Çukurova rock festivaline asıl gidiş amacım açıkça
söylemeliyim ki Selda Bağcan’ı görmekti. Henüz bir ‘ölmeden önce yapılacak
şeyler listem’ olmasa da eğer böyle bir liste yapacak olsaydım ilk üç maddeden
biri kesinlikle Selda Bağcan’ı canlı izlemek olurdu. Şanslıyım ki Selda Bağcan
söylemesini beklemediğim halde favori şarkımı da söyledi. Not: Şarkı Mehmet
Emmi.
Selda Bağcan’a övgülerimi bitirirken beni şaşırtmış,
enerjisiyle mest etmiş bir sanatçıya da değinmek istiyorum. Jehan Barbur. Jehan
Barbur, çadırlarımızı kurmamızın ardından dinleyebildiğimiz ilk sanatçıydı. Çok
büyük bir Jehan Barbur hayranı olmasam da severek dinlediğim birkaç şarkısı da
yok değil. Az önce de belirttiğim gibi Jehan Barbur enerjisiyle beni şok etti.

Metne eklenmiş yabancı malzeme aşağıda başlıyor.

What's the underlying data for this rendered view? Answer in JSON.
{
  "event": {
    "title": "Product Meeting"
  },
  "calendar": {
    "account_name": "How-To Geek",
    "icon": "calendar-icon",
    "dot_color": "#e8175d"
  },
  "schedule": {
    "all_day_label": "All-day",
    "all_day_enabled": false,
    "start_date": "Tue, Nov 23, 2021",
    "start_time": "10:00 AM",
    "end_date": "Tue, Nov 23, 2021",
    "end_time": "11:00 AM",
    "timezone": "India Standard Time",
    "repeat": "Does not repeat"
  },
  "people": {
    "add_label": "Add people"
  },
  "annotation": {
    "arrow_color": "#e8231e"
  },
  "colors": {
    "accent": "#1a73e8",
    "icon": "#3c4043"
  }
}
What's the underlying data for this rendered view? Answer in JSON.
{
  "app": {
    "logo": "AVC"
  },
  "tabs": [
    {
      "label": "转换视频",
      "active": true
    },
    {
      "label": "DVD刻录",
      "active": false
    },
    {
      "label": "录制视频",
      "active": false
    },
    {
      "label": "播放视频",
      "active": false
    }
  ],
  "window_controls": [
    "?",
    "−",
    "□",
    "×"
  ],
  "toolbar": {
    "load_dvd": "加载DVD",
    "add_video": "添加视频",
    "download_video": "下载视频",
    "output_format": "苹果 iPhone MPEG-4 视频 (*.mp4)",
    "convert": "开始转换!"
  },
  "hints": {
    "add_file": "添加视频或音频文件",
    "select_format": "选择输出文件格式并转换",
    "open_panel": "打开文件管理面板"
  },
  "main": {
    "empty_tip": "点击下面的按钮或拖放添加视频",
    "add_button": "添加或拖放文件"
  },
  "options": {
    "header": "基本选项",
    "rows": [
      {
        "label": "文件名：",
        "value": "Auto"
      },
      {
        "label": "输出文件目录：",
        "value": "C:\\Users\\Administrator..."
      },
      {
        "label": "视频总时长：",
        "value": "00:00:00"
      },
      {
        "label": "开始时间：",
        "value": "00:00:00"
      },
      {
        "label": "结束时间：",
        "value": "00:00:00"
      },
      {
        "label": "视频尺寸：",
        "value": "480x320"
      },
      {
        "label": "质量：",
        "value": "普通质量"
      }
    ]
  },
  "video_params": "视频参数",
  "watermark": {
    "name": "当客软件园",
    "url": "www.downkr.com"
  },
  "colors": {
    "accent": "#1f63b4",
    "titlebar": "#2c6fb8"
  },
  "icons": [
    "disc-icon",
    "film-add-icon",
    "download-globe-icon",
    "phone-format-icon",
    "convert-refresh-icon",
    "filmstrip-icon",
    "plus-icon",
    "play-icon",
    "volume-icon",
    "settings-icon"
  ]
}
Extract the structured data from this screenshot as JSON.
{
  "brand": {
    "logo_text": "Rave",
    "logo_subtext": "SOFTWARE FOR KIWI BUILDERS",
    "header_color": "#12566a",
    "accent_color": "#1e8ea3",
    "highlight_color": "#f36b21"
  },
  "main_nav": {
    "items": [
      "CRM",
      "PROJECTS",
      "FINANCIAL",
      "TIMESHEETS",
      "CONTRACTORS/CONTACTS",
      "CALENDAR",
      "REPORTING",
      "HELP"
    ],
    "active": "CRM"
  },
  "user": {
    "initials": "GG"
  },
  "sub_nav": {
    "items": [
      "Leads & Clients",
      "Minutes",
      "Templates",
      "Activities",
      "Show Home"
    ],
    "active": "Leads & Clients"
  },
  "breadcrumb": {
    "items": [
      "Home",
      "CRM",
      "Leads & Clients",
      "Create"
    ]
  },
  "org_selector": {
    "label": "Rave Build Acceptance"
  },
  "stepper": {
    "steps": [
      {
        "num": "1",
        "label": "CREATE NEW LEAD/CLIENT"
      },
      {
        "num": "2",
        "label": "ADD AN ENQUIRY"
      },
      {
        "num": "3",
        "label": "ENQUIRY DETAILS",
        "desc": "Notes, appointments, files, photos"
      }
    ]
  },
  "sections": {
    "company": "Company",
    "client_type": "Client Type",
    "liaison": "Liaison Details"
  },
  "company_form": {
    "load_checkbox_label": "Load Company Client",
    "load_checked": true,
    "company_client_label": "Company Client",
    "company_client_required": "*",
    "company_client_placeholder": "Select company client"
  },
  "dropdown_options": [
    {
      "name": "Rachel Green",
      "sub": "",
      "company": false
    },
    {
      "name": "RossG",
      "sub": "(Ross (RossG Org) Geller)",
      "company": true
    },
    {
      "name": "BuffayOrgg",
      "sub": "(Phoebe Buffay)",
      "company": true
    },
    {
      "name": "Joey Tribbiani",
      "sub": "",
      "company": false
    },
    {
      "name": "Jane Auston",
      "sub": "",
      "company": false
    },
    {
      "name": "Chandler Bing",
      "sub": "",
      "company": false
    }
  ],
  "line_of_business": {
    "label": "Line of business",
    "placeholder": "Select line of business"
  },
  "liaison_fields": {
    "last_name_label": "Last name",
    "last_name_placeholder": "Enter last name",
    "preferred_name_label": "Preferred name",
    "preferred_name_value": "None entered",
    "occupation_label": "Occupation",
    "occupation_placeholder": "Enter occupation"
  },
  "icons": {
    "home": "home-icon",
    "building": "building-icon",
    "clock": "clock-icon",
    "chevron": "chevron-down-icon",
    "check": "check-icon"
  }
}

Beklentilerimin çok çok üstünde sergilediği performansı festivalin ilk gününde
tüm yorgunluğumu alıp enerjimi tazeledi. En kısa sürede Jehan Barbur’u tekrar
canlı izlemeye çalışacağım. Umarım bu bekleyiş çok uzun sürmez.
Yaşamımı, benliğimi
sorguladığım şu günlerde ve özellikle festival sırasında bu sorgulayışlar
sıklaştığında beni derinden etkileyen ve gözyaşlarıma boyun eğdirmeme daha
fazla izin vermeyen grup, Moğollar, festivale unutulmaz şarkılarıyla
katıldılar. Yıllardır süren birliktelikleri umarım hep daim olur.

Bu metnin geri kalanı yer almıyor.